LINGKUNGAN - Di Pulau Labengki, Sulawesi Tenggara, anak-anak Bajau bermain di laut setiap pagi dan sore. Mereka melompat dari dermaga ke air yang jernih dan menyelam ke dasar laut yang berpasir putih.
Namun entah sampai kapan kegembiraan mereka akan bertahan. Sebab pemandangan bawah laut Pulau Labengki kini tidak selalu jernih; ada kalanya keruh akibat limbah dari tambang nikel.
“Iya saya sudah melihat [pencemaran] itu,” kata Tawing, orang Bajau di Desa Labengki yang berprofesi sebagai nelayan sekaligus operator alat selam.
Meski kawasan pulau yang dihuni oleh orang-orang Bajau ini bebas dari aktivitas tambang, Pulau Labengki lokasinya berseberangan dengan kawasan pertambangan nikel Kabupaten Konawe Utara.
Di kabupaten tersebut terdapat sekitar 50 perusahaan tambang nikel yang beroperasi.
Ada kekhawatiran limbah tambang nikel akhirnya akan seluruhnya memasuki perairan dan selamanya mencemari Pulau Labengki.
“Karena pencemaran nikel saat musim hujan bisa masuk ke daerah wisata ke Labengki sini. Terbawa arus dia,” kata Tawing di rumahnya yang juga ia jadikan sebagai homestay bagi turis.
Indonesia adalah negara dengan cadangan nikel terbesar di dunia.
Badan Energi Internasional memprediksi peningkatan produksi nikel dunia mencapai sedikitnya 65% pada 2030, didorong oleh kebutuhan material baterai kendaraan listrik.

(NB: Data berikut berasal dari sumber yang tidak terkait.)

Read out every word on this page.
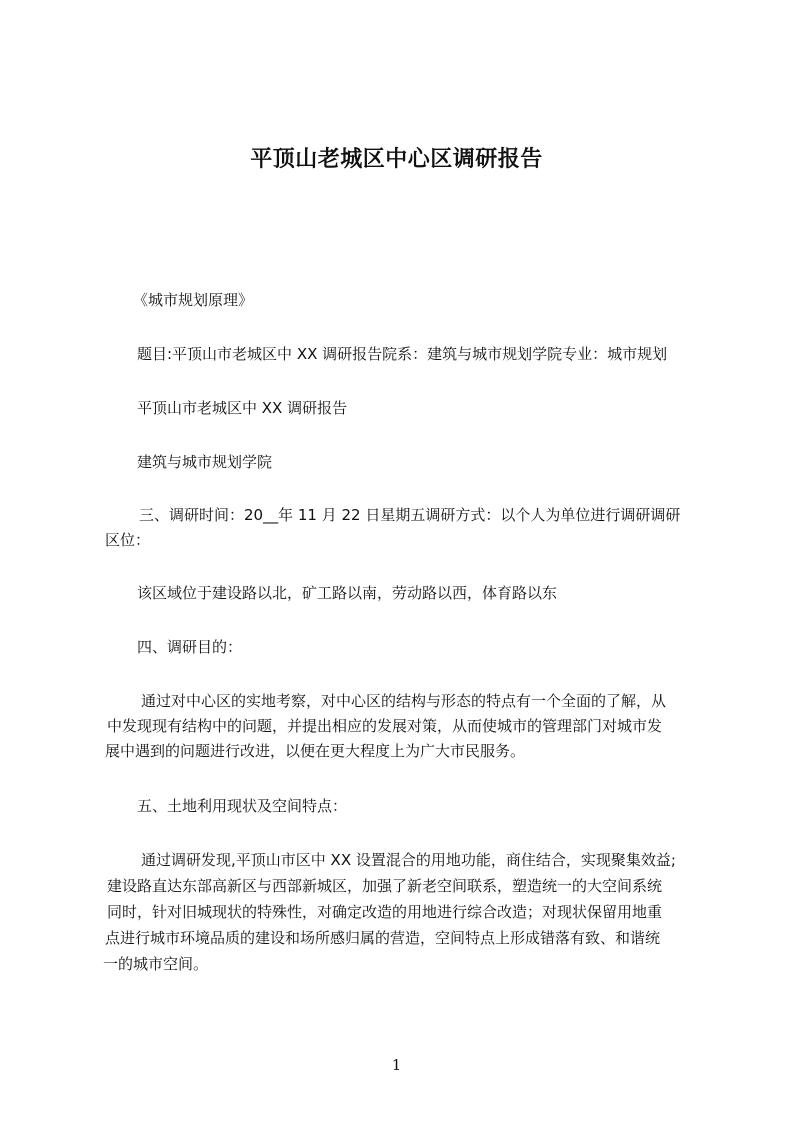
平顶山老城区中心区调研报告
《城市规划原理》
题目:平顶山市老城区中 XX 调研报告院系：建筑与城市规划学院专业：城市规划
平顶山市老城区中 XX 调研报告
建筑与城市规划学院
三、调研时间：20__年 11 月 22 日星期五调研方式：以个人为单位进行调研调研
区位：
该区域位于建设路以北，矿工路以南，劳动路以西，体育路以东
四、调研目的：
通过对中心区的实地考察，对中心区的结构与形态的特点有一个全面的了解，从
中发现现有结构中的问题，并提出相应的发展对策，从而使城市的管理部门对城市发
展中遇到的问题进行改进，以便在更大程度上为广大市民服务。
五、土地利用现状及空间特点：
通过调研发现,平顶山市区中 XX 设置混合的用地功能，商住结合，实现聚集效益;
建设路直达东部高新区与西部新城区，加强了新老空间联系，塑造统一的大空间系统
同时，针对旧城现状的特殊性，对确定改造的用地进行综合改造；对现状保留用地重
点进行城市环境品质的建设和场所感归属的营造，空间特点上形成错落有致、和谐统
一的城市空间。
1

Indonesia diperkirakan bakal memenuhi dua-pertiga kebutuhan dunia.
Sejauh ini, Indonesia sudah menandatangani sejumlah kontrak bernilai miliaran dolar AS dengan perusahaan-perusahaan asing yang berniat berinvestasi pada tambang nikel serta tempat pengolahannya.
Akan tetapi, pengamat menilai masalah lingkungan di kawasan tambang, baik nikel maupun lainnya, masih menjadi pekerjaan rumah di dalam negeri.
“Kita belum punya rekam jejak penambangan berkelanjutan,” kata Novita Indri, juru kampanye Trend Asia. “Ditambah lagi aspek penegakan hukum kita lemah terkait dengan lingkungan.”
Pemerintah Indonesia bukannya tidak tahu soal itu. Kementerian Energi dan Sumber Daya Mineral (ESDM) mengakui bahwa pencemaran lingkungan akibat tambang telah menjadi perhatian pemerintah.
“Tidak hanya di Konawe Utara, concern pemerintah itu di semua daerah penambangan di Indonesia,” kata Prof. Irwandy Arif, staf khusus menteri ESDM bidang percepatan tata kelola mineral dan batubara pada media, Kamis (13/7).
Namun ia menilai, tambang nikel ilegal yang jadi biang keladinya. Ia yakin perusahaan nikel resmi tidak akan mengambil risiko kehilangan izin akibat lalai mengikuti aturan.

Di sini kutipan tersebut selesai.